I think you've given a great oversight actually of the kind of woman she is - I would have just called her a bitch but you've refrained from doing that. Very coherent picture painted.

She's behaved appallingly and gotten away with it. I would go as petty as I could for as long as the eye could see. And enjoy it.

So what should women on here be? Bitter, or not believing in bitterness? You seem equally scathing of both, despite them being polar opposites.

SausageTolls · 09/02/2024 15:28

CloudStra · 08/02/2024 13:25

@OriginalBirds

There is that 😂

Wouldn't you be curious if someone was writing a pile of shit about you though?

Not really, out of sight, out of mind.

NCgoingdry · 09/02/2024 15:33

@5128gap Yep scathing of both and completely unapologetic.

CloudStra · 09/02/2024 15:45

5128gap · 09/02/2024 13:48

I find your take equally strange. You're a grown woman asking if you should deliberately post things on SM to make another woman even more jealous of you than you believe she already is. Why would you do that? If you don't like what you consider to be her jealousy, then why would you want to cause more of it? You could perfectly easily get on with your life ignoring her and her posts, yet you're thinking of ramping up the drama by giving her more to 'moan about'? It makes no sense at all.

Partly because she behaves in this ridiculous way regardless of whether we are rising above it or not. I haven't reacted to her in all these years but I am not Mother Theresa and I can only take so much! A small part of me would get a sick satisfaction from pissing her off, I've been transparent about that and acknowledged it is petty. There was an element of me being a bit tongue in cheek with this post too, but I do feel constantly under attack in one way or another and I can't really 'fight back' because I can't jeopardise the good relationship I have with my stepchildren. It is incredibly frustrating.

OP posts:
CloudStra · 09/02/2024 15:46

NCgoingdry · 09/02/2024 14:40

Unfortunately OP, all the women on here are either bitter divorcees and want to take the ExW side. Or they are so utterly perfect they don't believe in revenge or bitterness.

I think you've given a great oversight actually of the kind of woman she is - I would have just called her a bitch but you've refrained from doing that. Very coherent picture painted.

She's behaved appallingly and gotten away with it. I would go as petty as I could for as long as the eye could see. And enjoy it.

@NCgoingdry Definitely does feel like 'First Wives Club' on here a lot of the time.

OP posts:
5128gap · 09/02/2024 15:58

CloudStra · 09/02/2024 15:45

Partly because she behaves in this ridiculous way regardless of whether we are rising above it or not. I haven't reacted to her in all these years but I am not Mother Theresa and I can only take so much!
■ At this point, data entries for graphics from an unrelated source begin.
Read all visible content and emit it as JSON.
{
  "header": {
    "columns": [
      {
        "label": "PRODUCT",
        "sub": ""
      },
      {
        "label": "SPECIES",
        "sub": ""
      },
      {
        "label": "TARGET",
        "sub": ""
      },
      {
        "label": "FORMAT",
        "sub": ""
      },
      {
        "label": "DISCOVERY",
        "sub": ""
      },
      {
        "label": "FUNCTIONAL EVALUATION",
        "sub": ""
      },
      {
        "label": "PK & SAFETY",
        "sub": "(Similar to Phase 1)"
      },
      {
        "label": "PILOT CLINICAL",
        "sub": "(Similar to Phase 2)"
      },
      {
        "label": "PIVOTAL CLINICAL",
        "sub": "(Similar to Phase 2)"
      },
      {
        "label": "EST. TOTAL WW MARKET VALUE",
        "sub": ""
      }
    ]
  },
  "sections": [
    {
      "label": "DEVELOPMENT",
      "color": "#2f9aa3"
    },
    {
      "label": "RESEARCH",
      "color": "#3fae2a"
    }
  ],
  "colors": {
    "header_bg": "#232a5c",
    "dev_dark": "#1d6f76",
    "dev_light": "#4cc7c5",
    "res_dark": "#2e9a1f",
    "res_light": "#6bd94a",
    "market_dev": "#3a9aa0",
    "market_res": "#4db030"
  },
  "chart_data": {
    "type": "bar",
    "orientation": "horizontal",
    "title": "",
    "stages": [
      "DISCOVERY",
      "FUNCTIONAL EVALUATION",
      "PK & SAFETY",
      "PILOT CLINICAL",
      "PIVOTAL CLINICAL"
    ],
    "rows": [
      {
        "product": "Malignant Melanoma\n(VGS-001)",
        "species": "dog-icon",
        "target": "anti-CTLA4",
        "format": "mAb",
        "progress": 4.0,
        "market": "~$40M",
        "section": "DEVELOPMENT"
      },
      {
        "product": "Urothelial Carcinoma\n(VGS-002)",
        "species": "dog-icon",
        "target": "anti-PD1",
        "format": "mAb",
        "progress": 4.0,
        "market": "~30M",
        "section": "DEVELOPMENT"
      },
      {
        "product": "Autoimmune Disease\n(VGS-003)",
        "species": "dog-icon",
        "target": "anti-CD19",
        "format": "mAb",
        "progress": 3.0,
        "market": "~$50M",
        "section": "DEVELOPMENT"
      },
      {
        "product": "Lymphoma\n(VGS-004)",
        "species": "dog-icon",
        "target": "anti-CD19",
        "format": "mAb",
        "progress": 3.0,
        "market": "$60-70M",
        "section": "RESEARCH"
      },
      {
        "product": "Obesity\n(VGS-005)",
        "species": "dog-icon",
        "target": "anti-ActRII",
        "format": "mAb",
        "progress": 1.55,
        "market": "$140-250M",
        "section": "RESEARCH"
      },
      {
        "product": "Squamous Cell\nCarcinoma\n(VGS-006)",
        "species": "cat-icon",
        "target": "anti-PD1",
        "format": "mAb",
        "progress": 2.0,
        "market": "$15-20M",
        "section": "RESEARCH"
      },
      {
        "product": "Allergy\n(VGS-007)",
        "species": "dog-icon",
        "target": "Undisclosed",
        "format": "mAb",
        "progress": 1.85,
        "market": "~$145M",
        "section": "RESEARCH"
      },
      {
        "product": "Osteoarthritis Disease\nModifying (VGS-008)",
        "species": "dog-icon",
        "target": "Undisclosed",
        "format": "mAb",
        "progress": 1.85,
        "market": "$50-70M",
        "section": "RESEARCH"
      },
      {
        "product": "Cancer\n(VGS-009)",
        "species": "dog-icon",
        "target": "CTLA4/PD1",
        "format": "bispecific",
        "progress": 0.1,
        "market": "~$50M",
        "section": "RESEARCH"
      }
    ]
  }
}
A small part of me would get a sick satisfaction from pissing her off, I've been transparent about that and acknowledged it is petty. There was an element of me being a bit tongue in cheek with this post too, but I do feel constantly under attack in one way or another and I can't really 'fight back' because I can't jeopardise the good relationship I have with my stepchildren. It is incredibly frustrating.

Edited

You might get a sick satisfaction from pissing her off, but its just going to exacerbate the behaviour that pisses you off, so will only make you more annoyed in the long run. You will also lose any moral high ground you might be occupying. You can see by the responses from strangers on here that bragging about your life to deliberately upset her will make people think badly of you, and this may include your step children. It's one thing for them to grow up knowing their mum posts these things, but another for them to learn you provoked her by bragging. You should stay in the right.